Yoshi and the Mysterious Book

49
0
Share:
Graphismes8.4
Animation8.2
Jouabilité8.2
Bande son8.7
Intérêt8.5
8.4

   Avec Nintendo, la série Yoshi a toujours occupé une place un peu particulière dans l’univers du constructeur japonais. Là où Mario cherche souvent la précision absolue et le challenge, Yoshi préfère la curiosité, l’expérimentation et l’émerveillement. Chaque épisode tente d’apporter une nouvelle identité visuelle ou une nouvelle manière de jouer. Après la laine de Woolly World et les décors artisanaux de Crafted World, Yoshi and the Mysterious Book sur Nintendo Switch 2 pousse encore plus loin cette philosophie avec un jeu qui transforme pratiquement la plateforme en immense terrain d’expérimentation.
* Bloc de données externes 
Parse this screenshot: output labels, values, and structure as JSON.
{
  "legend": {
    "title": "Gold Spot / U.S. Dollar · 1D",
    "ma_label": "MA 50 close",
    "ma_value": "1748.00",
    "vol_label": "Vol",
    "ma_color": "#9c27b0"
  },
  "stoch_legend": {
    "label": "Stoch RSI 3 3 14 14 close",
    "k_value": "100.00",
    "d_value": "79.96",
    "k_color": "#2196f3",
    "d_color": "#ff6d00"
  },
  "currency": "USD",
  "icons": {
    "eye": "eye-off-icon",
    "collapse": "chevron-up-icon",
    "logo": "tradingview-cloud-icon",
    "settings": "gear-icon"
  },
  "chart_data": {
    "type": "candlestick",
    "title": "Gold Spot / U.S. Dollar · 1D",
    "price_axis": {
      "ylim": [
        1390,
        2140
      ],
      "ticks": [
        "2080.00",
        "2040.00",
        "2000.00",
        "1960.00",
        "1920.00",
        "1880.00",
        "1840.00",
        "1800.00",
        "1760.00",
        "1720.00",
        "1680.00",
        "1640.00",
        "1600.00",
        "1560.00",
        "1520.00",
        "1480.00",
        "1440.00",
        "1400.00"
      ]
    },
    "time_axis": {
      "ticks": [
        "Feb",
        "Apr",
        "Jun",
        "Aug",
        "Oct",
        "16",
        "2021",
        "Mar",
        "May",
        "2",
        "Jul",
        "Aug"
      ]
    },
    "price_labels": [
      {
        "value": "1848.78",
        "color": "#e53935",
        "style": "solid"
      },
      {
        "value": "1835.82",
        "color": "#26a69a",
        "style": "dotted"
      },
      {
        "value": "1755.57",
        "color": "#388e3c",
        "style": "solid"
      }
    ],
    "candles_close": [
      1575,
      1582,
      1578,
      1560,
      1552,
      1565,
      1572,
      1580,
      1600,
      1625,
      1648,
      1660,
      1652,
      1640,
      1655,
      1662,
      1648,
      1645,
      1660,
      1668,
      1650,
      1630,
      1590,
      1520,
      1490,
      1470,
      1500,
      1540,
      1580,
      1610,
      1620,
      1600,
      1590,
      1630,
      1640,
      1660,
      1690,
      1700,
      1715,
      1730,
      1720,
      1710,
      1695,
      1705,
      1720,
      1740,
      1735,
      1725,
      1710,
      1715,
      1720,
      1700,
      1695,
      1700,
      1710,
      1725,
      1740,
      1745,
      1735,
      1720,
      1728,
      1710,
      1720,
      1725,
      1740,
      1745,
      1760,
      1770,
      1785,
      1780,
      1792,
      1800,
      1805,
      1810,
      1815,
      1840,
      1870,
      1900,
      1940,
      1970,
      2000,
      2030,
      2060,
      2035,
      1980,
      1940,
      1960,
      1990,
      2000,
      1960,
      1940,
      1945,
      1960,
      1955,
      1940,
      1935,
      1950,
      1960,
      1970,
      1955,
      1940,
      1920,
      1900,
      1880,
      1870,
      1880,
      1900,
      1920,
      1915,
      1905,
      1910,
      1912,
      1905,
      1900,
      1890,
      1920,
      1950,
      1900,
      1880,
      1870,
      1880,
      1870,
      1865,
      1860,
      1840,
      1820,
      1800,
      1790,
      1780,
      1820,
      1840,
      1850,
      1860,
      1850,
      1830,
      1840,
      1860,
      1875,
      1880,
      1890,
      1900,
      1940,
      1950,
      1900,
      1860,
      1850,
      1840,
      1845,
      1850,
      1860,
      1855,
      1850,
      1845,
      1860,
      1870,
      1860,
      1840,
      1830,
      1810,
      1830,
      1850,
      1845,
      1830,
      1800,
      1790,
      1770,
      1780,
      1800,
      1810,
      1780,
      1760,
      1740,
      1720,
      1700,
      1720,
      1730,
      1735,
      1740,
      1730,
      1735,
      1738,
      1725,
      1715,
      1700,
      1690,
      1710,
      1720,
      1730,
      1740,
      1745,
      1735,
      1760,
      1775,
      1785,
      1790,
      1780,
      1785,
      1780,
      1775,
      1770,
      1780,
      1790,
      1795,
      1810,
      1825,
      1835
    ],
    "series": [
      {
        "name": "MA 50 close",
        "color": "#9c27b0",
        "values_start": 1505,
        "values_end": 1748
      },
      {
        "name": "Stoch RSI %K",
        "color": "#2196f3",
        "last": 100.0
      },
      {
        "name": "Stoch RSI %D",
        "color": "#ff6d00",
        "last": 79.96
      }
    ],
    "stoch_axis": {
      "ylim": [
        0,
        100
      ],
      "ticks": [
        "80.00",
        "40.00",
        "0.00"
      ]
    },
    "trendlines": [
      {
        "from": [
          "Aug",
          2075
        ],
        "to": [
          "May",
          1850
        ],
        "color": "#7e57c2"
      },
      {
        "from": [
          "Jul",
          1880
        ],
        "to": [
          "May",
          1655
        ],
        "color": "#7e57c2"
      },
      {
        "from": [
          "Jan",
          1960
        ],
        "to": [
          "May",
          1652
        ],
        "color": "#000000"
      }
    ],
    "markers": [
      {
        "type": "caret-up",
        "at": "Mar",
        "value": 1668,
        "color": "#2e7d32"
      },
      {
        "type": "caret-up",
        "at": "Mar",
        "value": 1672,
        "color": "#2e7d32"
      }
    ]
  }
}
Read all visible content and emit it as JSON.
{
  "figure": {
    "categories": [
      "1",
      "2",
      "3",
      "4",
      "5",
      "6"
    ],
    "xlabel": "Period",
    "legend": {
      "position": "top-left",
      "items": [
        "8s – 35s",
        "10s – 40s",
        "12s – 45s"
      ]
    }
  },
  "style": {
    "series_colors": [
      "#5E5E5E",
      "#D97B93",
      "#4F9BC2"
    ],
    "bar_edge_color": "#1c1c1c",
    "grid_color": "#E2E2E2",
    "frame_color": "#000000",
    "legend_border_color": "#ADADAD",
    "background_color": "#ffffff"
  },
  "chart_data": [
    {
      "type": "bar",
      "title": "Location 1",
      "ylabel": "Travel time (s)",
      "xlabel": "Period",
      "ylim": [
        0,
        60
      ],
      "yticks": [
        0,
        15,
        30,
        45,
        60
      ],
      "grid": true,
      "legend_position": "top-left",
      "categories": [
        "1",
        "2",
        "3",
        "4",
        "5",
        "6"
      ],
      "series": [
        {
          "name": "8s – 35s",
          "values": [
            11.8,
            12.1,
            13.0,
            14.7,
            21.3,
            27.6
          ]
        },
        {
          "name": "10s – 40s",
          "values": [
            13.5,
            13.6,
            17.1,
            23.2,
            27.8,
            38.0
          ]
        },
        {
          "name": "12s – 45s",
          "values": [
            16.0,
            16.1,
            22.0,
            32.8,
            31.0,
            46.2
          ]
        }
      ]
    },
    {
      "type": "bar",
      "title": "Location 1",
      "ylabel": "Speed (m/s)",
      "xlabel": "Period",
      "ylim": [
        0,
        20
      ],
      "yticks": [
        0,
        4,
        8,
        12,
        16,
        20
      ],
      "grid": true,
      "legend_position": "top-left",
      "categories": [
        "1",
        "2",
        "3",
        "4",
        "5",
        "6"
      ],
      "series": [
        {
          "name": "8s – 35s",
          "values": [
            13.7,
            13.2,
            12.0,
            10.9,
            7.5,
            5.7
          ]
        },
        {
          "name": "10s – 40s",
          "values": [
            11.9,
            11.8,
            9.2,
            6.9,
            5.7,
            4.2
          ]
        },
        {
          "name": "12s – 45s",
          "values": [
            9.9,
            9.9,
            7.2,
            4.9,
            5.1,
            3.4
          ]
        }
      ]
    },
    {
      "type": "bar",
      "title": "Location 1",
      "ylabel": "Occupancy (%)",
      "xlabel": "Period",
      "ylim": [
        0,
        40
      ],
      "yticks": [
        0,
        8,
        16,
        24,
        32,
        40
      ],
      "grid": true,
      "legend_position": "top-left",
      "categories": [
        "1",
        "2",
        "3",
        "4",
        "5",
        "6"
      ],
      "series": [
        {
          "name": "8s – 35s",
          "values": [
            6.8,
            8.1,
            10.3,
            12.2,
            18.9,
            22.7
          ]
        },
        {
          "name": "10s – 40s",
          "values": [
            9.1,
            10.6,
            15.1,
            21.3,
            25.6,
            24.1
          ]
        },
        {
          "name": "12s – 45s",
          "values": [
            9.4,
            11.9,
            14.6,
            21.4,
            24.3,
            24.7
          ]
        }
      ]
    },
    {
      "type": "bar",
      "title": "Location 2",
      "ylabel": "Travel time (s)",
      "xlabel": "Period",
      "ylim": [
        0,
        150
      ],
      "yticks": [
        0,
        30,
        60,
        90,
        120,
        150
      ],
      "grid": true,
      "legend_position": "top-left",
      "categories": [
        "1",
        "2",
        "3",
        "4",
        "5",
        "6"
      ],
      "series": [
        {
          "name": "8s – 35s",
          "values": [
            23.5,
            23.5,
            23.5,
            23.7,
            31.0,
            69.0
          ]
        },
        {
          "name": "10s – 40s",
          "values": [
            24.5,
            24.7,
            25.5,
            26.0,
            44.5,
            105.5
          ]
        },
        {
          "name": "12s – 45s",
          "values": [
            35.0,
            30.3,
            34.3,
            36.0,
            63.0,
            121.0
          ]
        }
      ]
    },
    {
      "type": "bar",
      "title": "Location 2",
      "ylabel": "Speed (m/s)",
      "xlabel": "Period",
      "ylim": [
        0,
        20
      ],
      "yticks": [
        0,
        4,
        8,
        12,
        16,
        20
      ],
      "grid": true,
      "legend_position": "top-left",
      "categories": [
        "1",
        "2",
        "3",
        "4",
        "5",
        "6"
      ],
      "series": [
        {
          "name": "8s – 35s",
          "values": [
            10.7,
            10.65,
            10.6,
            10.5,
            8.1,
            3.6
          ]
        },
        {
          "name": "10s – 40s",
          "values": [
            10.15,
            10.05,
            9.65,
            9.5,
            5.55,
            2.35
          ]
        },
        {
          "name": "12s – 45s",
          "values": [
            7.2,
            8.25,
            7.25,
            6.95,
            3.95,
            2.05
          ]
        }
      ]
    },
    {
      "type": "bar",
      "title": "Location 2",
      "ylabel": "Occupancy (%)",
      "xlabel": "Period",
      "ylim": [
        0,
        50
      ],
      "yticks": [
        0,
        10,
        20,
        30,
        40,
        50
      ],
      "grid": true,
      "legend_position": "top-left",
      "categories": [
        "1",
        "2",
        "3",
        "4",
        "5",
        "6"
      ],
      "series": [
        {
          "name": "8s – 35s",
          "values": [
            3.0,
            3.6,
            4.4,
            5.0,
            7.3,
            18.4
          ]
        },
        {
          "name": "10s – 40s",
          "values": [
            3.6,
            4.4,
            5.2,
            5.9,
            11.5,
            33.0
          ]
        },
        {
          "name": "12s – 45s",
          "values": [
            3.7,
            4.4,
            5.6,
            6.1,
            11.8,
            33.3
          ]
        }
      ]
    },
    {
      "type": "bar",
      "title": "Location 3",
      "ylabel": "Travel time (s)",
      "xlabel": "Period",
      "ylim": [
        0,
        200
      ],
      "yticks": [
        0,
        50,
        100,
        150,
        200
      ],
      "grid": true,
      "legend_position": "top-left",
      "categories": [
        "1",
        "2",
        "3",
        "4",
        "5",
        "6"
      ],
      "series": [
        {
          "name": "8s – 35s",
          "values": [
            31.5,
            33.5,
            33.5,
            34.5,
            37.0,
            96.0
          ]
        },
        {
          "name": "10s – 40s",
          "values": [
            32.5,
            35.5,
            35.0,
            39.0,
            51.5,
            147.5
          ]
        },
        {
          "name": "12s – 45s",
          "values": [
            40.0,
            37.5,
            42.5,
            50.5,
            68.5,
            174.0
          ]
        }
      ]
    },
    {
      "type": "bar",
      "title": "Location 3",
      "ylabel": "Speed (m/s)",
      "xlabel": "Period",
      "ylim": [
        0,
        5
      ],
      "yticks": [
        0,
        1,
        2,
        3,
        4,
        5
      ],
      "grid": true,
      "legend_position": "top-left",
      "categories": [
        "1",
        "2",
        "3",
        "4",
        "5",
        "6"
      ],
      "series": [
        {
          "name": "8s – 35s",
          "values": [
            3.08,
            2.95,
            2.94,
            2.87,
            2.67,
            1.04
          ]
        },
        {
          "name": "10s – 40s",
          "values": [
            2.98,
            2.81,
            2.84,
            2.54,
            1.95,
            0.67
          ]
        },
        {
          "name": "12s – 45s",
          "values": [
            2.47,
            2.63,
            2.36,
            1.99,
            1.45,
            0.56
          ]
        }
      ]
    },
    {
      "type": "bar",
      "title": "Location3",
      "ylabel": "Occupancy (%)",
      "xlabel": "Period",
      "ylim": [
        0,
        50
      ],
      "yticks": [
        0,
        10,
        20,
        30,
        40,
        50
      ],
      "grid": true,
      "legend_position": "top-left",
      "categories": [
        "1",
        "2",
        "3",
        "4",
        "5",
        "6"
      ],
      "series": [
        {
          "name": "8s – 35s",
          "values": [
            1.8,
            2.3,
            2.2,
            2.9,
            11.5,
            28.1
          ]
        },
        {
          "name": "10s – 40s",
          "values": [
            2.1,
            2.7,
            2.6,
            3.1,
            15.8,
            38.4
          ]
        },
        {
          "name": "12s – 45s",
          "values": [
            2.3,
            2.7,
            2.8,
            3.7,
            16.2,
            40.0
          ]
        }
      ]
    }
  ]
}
Dès les premières minutes, le charme opère immédiatement. Le jeu nous plonge dans un vieux grimoire vivant baptisé Mr. E, une encyclopédie mystérieuse tombée du ciel ayant perdu la mémoire du contenu de ses propres pages. Yoshi décide alors d’explorer ce livre vivant afin de découvrir les créatures qui l’habitent et reconstituer progressivement son contenu. L’idée paraît simple sur le papier, mais elle donne naissance à une aventure extrêmement atypique où l’on a constamment l’impression de feuilleter un livre interactif.

Artistiquement, le jeu est une petite merveille de cohérence. Les décors crayonnés, les personnages façon pâte à modeler, les animations volontairement artisanales et cette ambiance de livre pop-up animé donnent énormément de personnalité à l’ensemble. Chaque environnement ressemble à une page illustrée qui prend vie sous nos yeux. Les créatures possèdent toutes des comportements amusants et des animations pleines de détails. Nintendo et le studio Good-Feel jouent avec les zooms caméra, les rotations dans le décor, les scrollings multiples et les effets de mise en scène pour donner vie à cet univers. On retrouve ce côté “fait main” qui caractérise la série depuis des années, mais avec ici une approche encore plus contemplative et poétique.

Pour être honnête, le jeu reste relativement sobre techniquement. On sent bien qu’il ne cherche pas à devenir une vitrine spectaculaire pour la Switch 2. Hormis une résolution très propre et une fluidité confortable, beaucoup d’éléments semblent parfaitement réalisables sur la première Nintendo Switch. Certains joueurs risquent même d’être surpris par la simplicité générale de certains décors ou par des animations volontairement limitées pour renforcer l’effet stop-motion. Pourtant, ce serait une erreur de réduire le jeu à sa technique brute. Toute sa force vient de sa direction artistique et surtout de sa construction ludique.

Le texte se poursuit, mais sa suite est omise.